CEMAL TAŞAR (Bitlis) - "Ya, ne olur ne olur bu kanun çıkmasın, bu kanunu tekrar geri gönderelim..."

BURCU KÖKSAL (Afyonkarahisar) - Anayasa'ya aykırılıkları söylemeyeceğiz mi Sayın Vekilim?

CEMAL TAŞAR (Bitlis) - "...yine, tozlu raflara kaldıralım" anlayışıyla efendim "Bu kanun, Anayasa'ya aykırıdır" yok, "Şuraya aykırıdır." yok "8-9 maddedir..." Yahu, arkadaşlar, değerli vekil arkadaşımız, Sayın Maviş anlatırken biz bunu yaşadık, biliyoruz, bizim camiamızı yani öğretmen kesimini ilgilendiren, Millî Eğitimi ilgilendiren 400 maddeye yakın kanun var. Eğer biz bütün bunları bir araya getirip birleştirmeye çalışırsak biz bu işi yapmayacağız, bir dahaki bahara, bir dahaki yıllara aktaracağız anlamındadır. Yani sizin anlayışınız buysa ben şahsen üzülüyorum. Sizin bu anlayışınızı, sizin bu kanuna yaklaşımınızı işin doğrusu, öğretmen arkadaşlarımın takdirine havale ediyorum, onların takdirine havale ediyorum.

ŞENOL SUNAT (Ankara) - Onlar sizi de değerlendiriyor.

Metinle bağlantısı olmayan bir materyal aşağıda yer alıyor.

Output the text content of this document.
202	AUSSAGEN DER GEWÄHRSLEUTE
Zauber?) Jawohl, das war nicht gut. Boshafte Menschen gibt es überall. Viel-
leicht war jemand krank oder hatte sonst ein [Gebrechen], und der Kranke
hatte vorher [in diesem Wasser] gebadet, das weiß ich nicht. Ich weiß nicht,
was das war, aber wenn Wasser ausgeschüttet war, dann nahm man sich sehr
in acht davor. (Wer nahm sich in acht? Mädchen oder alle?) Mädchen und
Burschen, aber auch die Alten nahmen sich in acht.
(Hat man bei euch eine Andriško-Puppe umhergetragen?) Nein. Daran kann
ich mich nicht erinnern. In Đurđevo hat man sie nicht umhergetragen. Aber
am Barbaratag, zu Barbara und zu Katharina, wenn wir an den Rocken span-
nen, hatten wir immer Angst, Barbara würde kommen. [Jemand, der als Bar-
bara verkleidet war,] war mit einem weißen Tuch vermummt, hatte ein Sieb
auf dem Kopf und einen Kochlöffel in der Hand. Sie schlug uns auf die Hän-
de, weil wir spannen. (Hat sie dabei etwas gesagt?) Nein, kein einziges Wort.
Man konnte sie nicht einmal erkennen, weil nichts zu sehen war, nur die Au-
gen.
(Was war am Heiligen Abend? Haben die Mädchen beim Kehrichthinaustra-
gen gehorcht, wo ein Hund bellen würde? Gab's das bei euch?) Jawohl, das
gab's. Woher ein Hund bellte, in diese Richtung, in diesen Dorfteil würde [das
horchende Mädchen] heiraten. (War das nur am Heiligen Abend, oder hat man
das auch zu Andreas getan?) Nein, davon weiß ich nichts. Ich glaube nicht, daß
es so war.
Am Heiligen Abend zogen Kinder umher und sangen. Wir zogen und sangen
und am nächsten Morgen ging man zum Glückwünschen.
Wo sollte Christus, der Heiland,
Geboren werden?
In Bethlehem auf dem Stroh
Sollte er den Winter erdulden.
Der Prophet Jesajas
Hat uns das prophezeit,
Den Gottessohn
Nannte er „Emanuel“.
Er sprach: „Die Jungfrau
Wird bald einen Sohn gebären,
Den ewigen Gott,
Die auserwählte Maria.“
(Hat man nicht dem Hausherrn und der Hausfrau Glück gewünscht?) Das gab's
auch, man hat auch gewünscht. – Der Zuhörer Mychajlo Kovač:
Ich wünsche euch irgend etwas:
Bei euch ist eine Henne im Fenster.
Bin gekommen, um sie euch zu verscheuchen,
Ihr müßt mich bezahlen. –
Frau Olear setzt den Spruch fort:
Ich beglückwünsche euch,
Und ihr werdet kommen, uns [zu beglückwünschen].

CEMAL TAŞAR (Bitlis) - Ya, arkadaşlar, şimdi yani bilemiyorum ki sizin tavrınızı neyle anlatayım? Hani, çok güzel bir fıkra var: Zamanın birinde, böyle millî, manevi değerlerle kendini yetiştirmiş, çalışkan, başarılı, sevilen bir insan var ama muhalefet tarafından bir türlü sevilmiyor.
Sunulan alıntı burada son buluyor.